Has any one made harnesses out of nylon coated wire? I decided to try this year and was wondering how you connect the top hook. I figured out a pretty slick way to connect it using the sleeves and crimping them.









Larry

Sent from my DROIDX using Tapatalk


----------



## walcat (Apr 11, 2004)

I snell them the same way as regular line.Use 15 lb. test. No problems.


----------



## SPOONFEEDER (Jul 6, 2006)

I was using 45lb test .028 dia. wire. Tried snelling it was a pain. Could go with light wire, this is just what I had here. I like the bigger wire so the harness is stiffer.

Larry

Sent from my DROIDX using Tapatalk


----------



## K gonefishin (May 4, 2004)

What is wrong with a heavy flouro carbon? wire is way overkill and it's easier to snell hooks than deal with crimps and not really needed.


----------



## st.slippy (Oct 3, 2008)

is this for musky or offshore fishing?


----------



## Fish Scalper (Oct 31, 2009)

Wire snells up very nicely in the 30 pound coated size. The new Red wire is much more supple than the black for some reason and I've taken to using it for my all my rigs. The main advantage to using it over any floro or mono line is it's durability. Most damage to harnesess occur inside the boat/net and wire reduces that to a minimum. Walleye don't really care what you run your bait on so for me, the wire has saved me a lot of time on rigging/repairing.


----------



## SPOONFEEDER (Jul 6, 2006)

K gonefishin said:


> What is wrong with a heavy flouro carbon? wire is way overkill and it's easier to snell hooks than deal with crimps and not really needed.

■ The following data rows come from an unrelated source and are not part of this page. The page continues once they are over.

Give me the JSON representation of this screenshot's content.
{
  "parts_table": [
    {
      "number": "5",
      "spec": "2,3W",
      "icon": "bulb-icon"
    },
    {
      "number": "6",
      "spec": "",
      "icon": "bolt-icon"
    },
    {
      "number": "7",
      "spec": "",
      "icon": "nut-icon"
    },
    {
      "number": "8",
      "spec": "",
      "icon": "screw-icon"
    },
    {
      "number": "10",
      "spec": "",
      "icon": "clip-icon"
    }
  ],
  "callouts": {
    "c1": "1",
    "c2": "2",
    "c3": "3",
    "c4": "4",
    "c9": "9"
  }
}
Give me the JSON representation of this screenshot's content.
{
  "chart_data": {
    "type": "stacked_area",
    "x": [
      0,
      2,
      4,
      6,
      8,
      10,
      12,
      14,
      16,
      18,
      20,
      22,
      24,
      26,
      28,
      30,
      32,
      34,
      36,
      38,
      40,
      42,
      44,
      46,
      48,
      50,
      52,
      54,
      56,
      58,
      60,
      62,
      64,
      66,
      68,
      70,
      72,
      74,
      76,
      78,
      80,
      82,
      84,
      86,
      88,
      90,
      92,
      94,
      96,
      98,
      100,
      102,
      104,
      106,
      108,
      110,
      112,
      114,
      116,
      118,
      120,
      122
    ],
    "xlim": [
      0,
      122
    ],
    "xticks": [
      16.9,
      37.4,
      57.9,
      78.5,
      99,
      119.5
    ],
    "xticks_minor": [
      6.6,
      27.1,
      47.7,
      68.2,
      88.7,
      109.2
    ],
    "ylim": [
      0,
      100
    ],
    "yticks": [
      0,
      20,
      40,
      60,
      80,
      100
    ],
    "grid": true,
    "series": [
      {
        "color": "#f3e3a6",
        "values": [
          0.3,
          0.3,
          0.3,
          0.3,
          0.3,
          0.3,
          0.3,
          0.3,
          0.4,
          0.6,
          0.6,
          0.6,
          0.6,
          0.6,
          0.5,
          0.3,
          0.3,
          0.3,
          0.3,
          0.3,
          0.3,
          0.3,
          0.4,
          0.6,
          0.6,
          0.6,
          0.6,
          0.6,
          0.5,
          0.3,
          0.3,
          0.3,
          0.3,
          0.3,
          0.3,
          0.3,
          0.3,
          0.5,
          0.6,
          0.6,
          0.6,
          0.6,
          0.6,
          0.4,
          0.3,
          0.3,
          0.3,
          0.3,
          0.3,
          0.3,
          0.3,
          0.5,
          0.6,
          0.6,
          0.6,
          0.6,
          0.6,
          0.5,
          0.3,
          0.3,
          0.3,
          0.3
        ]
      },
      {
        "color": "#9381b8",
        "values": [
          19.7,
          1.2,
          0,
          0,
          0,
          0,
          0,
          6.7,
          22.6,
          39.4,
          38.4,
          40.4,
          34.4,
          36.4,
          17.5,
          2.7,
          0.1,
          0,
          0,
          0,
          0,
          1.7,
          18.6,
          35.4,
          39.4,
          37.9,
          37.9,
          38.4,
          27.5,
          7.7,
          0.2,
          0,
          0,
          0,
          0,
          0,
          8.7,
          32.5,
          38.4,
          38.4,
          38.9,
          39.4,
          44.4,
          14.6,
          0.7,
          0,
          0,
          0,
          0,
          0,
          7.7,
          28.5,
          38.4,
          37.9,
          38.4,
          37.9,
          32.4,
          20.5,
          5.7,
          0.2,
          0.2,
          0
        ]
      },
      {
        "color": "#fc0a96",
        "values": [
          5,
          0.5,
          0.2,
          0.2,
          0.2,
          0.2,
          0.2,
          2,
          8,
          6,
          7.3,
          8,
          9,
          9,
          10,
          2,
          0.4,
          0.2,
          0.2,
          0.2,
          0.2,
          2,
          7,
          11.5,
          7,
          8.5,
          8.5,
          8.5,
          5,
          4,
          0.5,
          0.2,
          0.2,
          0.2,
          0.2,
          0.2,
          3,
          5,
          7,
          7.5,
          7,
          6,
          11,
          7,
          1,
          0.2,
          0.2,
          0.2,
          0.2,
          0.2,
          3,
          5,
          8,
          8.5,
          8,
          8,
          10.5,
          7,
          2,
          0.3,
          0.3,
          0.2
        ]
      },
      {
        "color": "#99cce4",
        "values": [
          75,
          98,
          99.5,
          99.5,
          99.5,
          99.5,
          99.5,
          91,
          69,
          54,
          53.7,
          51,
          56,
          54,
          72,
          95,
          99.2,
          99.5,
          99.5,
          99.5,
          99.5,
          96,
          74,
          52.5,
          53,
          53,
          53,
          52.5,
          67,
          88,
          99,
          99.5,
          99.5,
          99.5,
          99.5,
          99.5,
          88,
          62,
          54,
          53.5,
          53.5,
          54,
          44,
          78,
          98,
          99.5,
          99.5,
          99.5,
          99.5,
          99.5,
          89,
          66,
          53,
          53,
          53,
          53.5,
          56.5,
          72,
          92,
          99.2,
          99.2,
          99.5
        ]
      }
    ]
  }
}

Nothing wrong with flouro carbon. I have used some wire harnesses in the last and liked there perfomance and durability. Had some wire laying here and decided to try making some up. 45lb is little over kill for walleye, but I like wire over anyother line.

Larry


Sent from my DROIDX using Tapatalk


----------



## walcat (Apr 11, 2004)

Any walleye hanging on can't bite thru it.Ever pulled up just a piece of mono and everything gone!


----------



## fish bones (Mar 26, 2010)

we have been useing 30# wire for a long time one good thing about it is the the wire can be trolled at higher speeds without twisting or getting all tangled up and you can run them in the mix with your cranks


----------



## st.slippy (Oct 3, 2008)

never would have thought of using wire. I would think they would shy away. I would totally agree with twist at higher speeds. Maybe I'll try some to compare


----------



## Fish Scalper (Oct 31, 2009)

If you're fishing gin clear water, wire might be an issue. In Erie or most of the Walleye lakes in NE Ohio, line visibility is not a factor at all. In fact, the more visible or vibrant you can make your presentation, the better chance of success you'll have, be it inline weights, jets, dipseys, big thumping blades, rattles, etc. Give them a chance to find it in the murk and they'll never notice your line presentation in the least. Erie is more about a baits movement/sound/vibration than it is about it's color.


----------



## c. j. stone (Sep 24, 2006)

When using steelon-type wire, keep in mind which clevis you use that won't cut the plastic coating after several hours of trolling. Had one commercial harness go bad at bula this year after pulling a hot color with several hookups. They used the wire clevis' with the stamped/punched hole ends and it cut thru to the wire then stopped turning.


----------



## fish bones (Mar 26, 2010)

we use the folded metal ones we have put the quick change ones on but some of the big girls hit the blade and off goes the spinner no problems with the folded clevis
tight lines and Merry Christmas & Happy New Year to you all


----------



## fish bones (Mar 26, 2010)

Heres one that we have done up we just snell the hooks just like you would a rig with mono then use the folded clevis that we have had no problems with


----------